Dies ist der Zeitpunkt, sich daran zu erinnern, was in unserem Chemieexperiment in der High School geschah, das uns das Konzept der Titration näherbrachte.

Erinnern Sie sich, wie „nur ein weiterer Tropfen“ alles veränderte – unsere klare Lösung wurde leuchtend rosa, und der Endpunkt war erreicht.

In Kenntnis dessen wird die FED die Zinsen im Schneckentempo anheben.

Sie werden äußerst vorsichtig sein, wenn sie die Zinsen auf Niveaus anheben, die den oberen Trendkanal in unserem sehr langfristigen Wochenchart erreichen.

Sie wissen, dass sie „mit Dynamit jonglieren“.

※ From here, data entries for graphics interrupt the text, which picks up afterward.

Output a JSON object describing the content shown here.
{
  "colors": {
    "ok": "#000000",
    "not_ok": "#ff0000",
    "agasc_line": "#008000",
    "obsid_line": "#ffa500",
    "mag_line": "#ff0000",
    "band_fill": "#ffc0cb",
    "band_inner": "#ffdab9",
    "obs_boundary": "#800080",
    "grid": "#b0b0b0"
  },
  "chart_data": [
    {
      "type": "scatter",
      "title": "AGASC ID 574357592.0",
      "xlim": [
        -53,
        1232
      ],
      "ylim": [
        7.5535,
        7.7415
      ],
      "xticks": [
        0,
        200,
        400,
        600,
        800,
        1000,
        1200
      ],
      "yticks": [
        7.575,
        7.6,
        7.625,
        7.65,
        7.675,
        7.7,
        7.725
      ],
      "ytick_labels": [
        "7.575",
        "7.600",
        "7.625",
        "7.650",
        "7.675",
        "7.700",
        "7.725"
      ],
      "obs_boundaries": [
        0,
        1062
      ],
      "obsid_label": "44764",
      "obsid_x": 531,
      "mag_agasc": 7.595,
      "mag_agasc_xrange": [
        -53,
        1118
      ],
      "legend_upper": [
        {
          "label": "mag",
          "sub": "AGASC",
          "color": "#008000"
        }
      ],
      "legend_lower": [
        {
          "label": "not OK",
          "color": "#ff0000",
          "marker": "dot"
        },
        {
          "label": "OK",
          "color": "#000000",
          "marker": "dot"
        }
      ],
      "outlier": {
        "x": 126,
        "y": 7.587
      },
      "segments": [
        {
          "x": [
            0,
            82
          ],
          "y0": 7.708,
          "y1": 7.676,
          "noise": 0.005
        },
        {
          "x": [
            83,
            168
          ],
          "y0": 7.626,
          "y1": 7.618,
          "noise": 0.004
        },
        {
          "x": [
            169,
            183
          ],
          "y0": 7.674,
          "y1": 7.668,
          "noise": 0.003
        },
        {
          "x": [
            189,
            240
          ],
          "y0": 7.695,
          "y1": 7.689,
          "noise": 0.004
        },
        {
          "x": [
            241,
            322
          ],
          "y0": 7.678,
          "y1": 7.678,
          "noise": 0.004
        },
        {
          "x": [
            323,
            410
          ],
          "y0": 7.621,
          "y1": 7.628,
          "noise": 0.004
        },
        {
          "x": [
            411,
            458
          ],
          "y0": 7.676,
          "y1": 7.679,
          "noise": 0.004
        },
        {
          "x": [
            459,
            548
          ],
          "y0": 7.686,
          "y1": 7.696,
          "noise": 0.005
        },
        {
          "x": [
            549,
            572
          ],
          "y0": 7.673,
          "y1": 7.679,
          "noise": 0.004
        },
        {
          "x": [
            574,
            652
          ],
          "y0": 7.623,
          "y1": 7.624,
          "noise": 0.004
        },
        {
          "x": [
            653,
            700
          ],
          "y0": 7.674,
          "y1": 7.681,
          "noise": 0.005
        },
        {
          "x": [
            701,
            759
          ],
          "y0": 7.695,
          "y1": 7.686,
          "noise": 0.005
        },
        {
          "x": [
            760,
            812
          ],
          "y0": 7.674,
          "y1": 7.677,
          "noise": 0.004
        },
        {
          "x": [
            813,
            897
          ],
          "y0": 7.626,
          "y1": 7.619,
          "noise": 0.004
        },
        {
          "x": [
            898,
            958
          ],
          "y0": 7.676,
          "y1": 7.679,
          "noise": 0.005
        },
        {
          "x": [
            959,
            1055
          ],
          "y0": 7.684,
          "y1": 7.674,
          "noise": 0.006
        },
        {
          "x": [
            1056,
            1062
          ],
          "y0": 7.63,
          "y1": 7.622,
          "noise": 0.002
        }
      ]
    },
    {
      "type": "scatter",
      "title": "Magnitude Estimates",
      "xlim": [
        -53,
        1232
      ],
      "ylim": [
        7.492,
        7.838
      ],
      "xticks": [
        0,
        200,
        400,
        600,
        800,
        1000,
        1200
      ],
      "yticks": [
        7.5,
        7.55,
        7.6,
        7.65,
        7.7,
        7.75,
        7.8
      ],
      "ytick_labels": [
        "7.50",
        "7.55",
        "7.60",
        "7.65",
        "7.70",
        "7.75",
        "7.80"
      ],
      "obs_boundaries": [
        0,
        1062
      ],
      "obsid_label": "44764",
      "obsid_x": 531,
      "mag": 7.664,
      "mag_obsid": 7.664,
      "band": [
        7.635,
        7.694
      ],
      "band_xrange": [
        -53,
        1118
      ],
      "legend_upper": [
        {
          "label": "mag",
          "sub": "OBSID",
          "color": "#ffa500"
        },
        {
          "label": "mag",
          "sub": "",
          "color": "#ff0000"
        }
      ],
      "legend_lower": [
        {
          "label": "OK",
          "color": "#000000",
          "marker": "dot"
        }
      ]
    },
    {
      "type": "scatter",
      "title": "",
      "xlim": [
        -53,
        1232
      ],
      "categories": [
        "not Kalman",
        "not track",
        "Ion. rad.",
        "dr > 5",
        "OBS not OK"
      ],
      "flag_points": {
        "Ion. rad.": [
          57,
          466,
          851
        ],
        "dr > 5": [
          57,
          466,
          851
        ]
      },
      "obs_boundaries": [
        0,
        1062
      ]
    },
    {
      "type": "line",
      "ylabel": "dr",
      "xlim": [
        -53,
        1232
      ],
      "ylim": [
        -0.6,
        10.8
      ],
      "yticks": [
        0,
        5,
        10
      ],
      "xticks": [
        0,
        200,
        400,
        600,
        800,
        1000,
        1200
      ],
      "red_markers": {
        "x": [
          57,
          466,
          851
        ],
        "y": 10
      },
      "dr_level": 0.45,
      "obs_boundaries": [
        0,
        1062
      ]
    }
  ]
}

Die FED will die US-Wirtschaft nicht in eine langwierige Rezession oder, schlimmer noch, eine Depression stürzen. Deshalb werden sie, genau wie im Chemielabor, die Zinsen „tropfenweise“ anheben.

Doch sobald der „Endpunkt“ erreicht ist – gibt es kein Zurück mehr.

– John Top, der technische Händler

(PS – Es ist wahrscheinlich ein guter Zeitpunkt, den Begriff „Minsky Moment“ zu suchen und seine Definition griffbereit zu halten, während wir uns mit mehr, nicht weniger, Unsicherheit ins nächste Jahr bewegen.)